Style Weekly (Richmond, Virginia)

April 24, 2002

Randy Throckmorton can’t sleep night at night. He can’t sleep in the day.

Throckmorton, who owns a limousine business, blames “boom cars,” loud mufflers, barking dogs and rude people. The noise is epidemic, he says.

According to Throckmorton, and supporters like 8th District City Councilwoman Reva Trammell, many Richmonders could be at risk of going deaf or even, he says, insane.

Excessive noise is more than a nuisance, Throckmorton contends, especially in his South Side neighborhood — it is a public-health issue. Sustained noise, he says, like that produced by car stereos and traffic, has been linked to high blood pressure, peptic ulcers, heart attacks, strokes, suicides, impaired learning and aggression.

Throckmorton is president of the Richmond chapter of Noise Free America, a California-based, political-action group that focuses on noise pollution. Last week the group held a public forum at Lucille Brown Middle School to discuss irritating noise levels and their impact on residents in Richmond and the surrounding counties. An audiologist from the Virginia Commonwealth University’s Medical College of Virginia Hospitals, a representative of the Virginia State Police, city officials and residents discussed possible solutions.

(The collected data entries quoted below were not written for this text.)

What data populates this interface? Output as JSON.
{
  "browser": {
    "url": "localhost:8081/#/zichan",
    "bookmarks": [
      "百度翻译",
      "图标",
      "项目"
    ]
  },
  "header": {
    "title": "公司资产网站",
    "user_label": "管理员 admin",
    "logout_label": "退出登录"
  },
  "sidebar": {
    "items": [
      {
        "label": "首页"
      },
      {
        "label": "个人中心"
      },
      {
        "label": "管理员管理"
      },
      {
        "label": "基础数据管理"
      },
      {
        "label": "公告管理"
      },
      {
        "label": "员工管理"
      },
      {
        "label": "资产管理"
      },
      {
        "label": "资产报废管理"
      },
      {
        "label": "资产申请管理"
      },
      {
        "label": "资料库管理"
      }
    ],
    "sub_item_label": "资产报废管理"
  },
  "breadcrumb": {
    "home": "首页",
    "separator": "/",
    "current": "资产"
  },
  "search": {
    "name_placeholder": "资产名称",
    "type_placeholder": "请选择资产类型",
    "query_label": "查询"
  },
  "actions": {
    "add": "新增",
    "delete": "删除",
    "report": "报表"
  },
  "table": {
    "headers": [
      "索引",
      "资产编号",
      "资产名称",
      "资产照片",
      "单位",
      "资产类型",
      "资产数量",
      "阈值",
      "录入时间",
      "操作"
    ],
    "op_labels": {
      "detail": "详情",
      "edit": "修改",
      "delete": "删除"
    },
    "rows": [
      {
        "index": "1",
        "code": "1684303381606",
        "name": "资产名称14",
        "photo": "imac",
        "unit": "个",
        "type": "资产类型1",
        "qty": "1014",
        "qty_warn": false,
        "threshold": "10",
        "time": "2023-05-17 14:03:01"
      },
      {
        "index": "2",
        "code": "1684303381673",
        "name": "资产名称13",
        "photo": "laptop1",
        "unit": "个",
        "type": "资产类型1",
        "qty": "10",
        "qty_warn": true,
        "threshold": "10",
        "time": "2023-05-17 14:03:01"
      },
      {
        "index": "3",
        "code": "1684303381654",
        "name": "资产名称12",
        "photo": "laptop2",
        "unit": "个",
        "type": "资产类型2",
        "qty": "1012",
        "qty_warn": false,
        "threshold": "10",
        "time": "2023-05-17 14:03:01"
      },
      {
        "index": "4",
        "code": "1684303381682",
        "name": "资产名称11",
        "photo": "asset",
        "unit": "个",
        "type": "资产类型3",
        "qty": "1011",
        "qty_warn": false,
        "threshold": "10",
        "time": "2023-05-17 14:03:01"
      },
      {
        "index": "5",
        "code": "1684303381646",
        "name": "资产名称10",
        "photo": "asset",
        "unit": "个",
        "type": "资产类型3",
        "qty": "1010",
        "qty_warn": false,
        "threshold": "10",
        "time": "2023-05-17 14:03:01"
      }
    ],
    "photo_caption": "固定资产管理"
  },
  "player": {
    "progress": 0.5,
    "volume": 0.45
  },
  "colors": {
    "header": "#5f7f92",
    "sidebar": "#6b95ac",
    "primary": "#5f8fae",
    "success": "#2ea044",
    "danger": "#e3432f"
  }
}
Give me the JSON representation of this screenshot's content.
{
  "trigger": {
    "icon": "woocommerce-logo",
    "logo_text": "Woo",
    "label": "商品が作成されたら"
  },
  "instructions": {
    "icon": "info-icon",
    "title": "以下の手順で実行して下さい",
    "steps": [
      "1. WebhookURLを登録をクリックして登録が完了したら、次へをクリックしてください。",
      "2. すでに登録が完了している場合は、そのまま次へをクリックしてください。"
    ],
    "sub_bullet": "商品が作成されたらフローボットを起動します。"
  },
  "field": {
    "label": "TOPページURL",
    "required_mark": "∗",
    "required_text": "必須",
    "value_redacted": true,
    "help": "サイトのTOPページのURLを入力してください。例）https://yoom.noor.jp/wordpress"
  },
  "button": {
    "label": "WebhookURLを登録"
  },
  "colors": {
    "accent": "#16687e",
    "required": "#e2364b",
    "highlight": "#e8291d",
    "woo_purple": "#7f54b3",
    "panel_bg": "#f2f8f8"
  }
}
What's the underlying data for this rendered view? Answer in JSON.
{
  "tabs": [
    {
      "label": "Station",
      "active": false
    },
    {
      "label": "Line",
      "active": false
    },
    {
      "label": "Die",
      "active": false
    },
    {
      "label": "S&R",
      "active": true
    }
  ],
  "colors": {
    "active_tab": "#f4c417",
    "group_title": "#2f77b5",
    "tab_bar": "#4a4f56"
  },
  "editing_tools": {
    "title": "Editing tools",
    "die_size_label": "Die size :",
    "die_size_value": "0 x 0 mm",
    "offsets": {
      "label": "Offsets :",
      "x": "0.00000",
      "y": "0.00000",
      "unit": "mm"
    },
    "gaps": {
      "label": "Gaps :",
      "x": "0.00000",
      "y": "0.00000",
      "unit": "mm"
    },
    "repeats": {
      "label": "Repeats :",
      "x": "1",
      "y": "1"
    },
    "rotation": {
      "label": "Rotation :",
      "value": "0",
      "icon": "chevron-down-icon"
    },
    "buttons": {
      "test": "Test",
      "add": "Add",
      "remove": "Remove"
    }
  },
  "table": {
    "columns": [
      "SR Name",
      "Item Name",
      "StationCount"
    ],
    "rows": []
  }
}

Throckmorton’s group hopes to persuade police to aggressively enforce noise violations. Effective since January, the penalty for breaking the city’s noise ordinance can result in a Class 2 misdemeanor that carries up to 12 months in jail or fines up to 2,500 dollars.

In addition to stricter enforcement, Throckmorton says Noise Free America will lobby City Council to adopt “stronger language” in the city code that allows cars to be towed when a person violates the law. Already cities such as Rochester Chicago tow cars for noise infractions.

The self-service car washes that pepper Midlothian Turnpike and Jefferson Davis Parkway are among the prime offenders, he says; often patrons have contests to see who has the loudest stereo. “Even with signs posted to respect the neighbors you’ve got a rebel, someone who rumbles through the neighborhood,” he says.

Throckmorton says for the last seven years he’s called police anywhere from one to five times a day to complain about noise near his home. It sounds like dinosaurs roaming, he says. “It’s kind of like ‘Jurassic Park.’ After seven and a half years not getting a good night’s sleep,” he adds, “you can understand why I’m not in a good mood.”